Hi…
What is more to say …!!:?.. ![]()
The title had said everything…
AFAIK beast is a raytrace render which is traditionally run like most raytrace renderers on the processor.
For a little general article that covers raytracing please take a look at http://www.codinghorror.com/blog/2008/03/real-time-raytracing.html and any sublinks of interest.
In theory it would be possible if the unity team rewrote beast’s code to be executed on GPU’s, i have no experience in the limitations, but i can imagine the differences between cpu- and gpu architectures is one thing that could cause many technical issues.
However i should clearly note that raytrace rendering is still making only it’s baby steps on consumer-level GPU’s.
NVIDIA’s Optimus (GPU Rendering Solutions for 3D Designers | NVIDIA) Is a quite recently released C-library that can offer such possibility.

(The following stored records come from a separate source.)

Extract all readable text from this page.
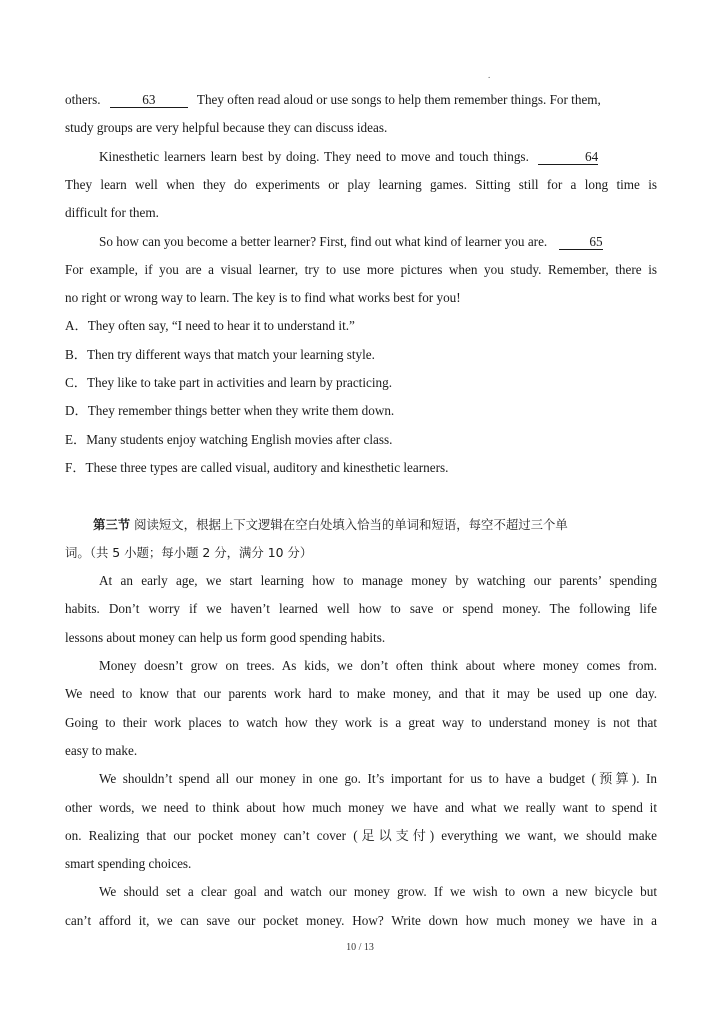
.
others.	63	They often read aloud or use songs to help them remember things. For them,
study groups are very helpful because they can discuss ideas.
Kinesthetic learners learn best by doing. They need to move and touch things.	64
They learn well when they do experiments or play learning games. Sitting still for a long time is
difficult for them.
So how can you become a better learner? First, find out what kind of learner you are.	65
For example, if you are a visual learner, try to use more pictures when you study. Remember, there is
no right or wrong way to learn. The key is to find what works best for you!
A．They often say, “I need to hear it to understand it.”
B．Then try different ways that match your learning style.
C．They like to take part in activities and learn by practicing.
D．They remember things better when they write them down.
E．Many students enjoy watching English movies after class.
F．These three types are called visual, auditory and kinesthetic learners.
第三节 阅读短文，根据上下文逻辑在空白处填入恰当的单词和短语，每空不超过三个单
词。（共 5 小题；每小题 2 分，满分 10 分）
At an early age, we start learning how to manage money by watching our parents’ spending
habits. Don’t worry if we haven’t learned well how to save or spend money. The following life
lessons about money can help us form good spending habits.
Money doesn’t grow on trees. As kids, we don’t often think about where money comes from.
We need to know that our parents work hard to make money, and that it may be used up one day.
Going to their work places to watch how they work is a great way to understand money is not that
easy to make.
We shouldn’t spend all our money in one go. It’s important for us to have a budget (预算). In
other words, we need to think about how much money we have and what we really want to spend it
on. Realizing that our pocket money can’t cover (足以支付) everything we want, we should make
smart spending choices.
We should set a clear goal and watch our money grow. If we wish to own a new bicycle but
can’t afford it, we can save our pocket money. How? Write down how much money we have in a
10 / 13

V-ray has been an esteemed gpu-render technique (mainly employed in 3ds max) for a little while now.
But here is a quite detailed article, also comparing against Optimus: rodlima.net - rodlima Resources and Information.
I think the last link illustrates quite clearly how things can differ in both directions, it explains the difference between “traditional” raytracing on a cpu and how a gpu normally handles it’s renders.
Likely the resulting performance gain is just too small to try and incorporate such a big change in the beast renderer which could add many inpredictabilities/bugs at the same time.
However… If unity would be able to incorporate Optix/RTGPU/OpenRT , it would certainly be interesting to toy with atleast!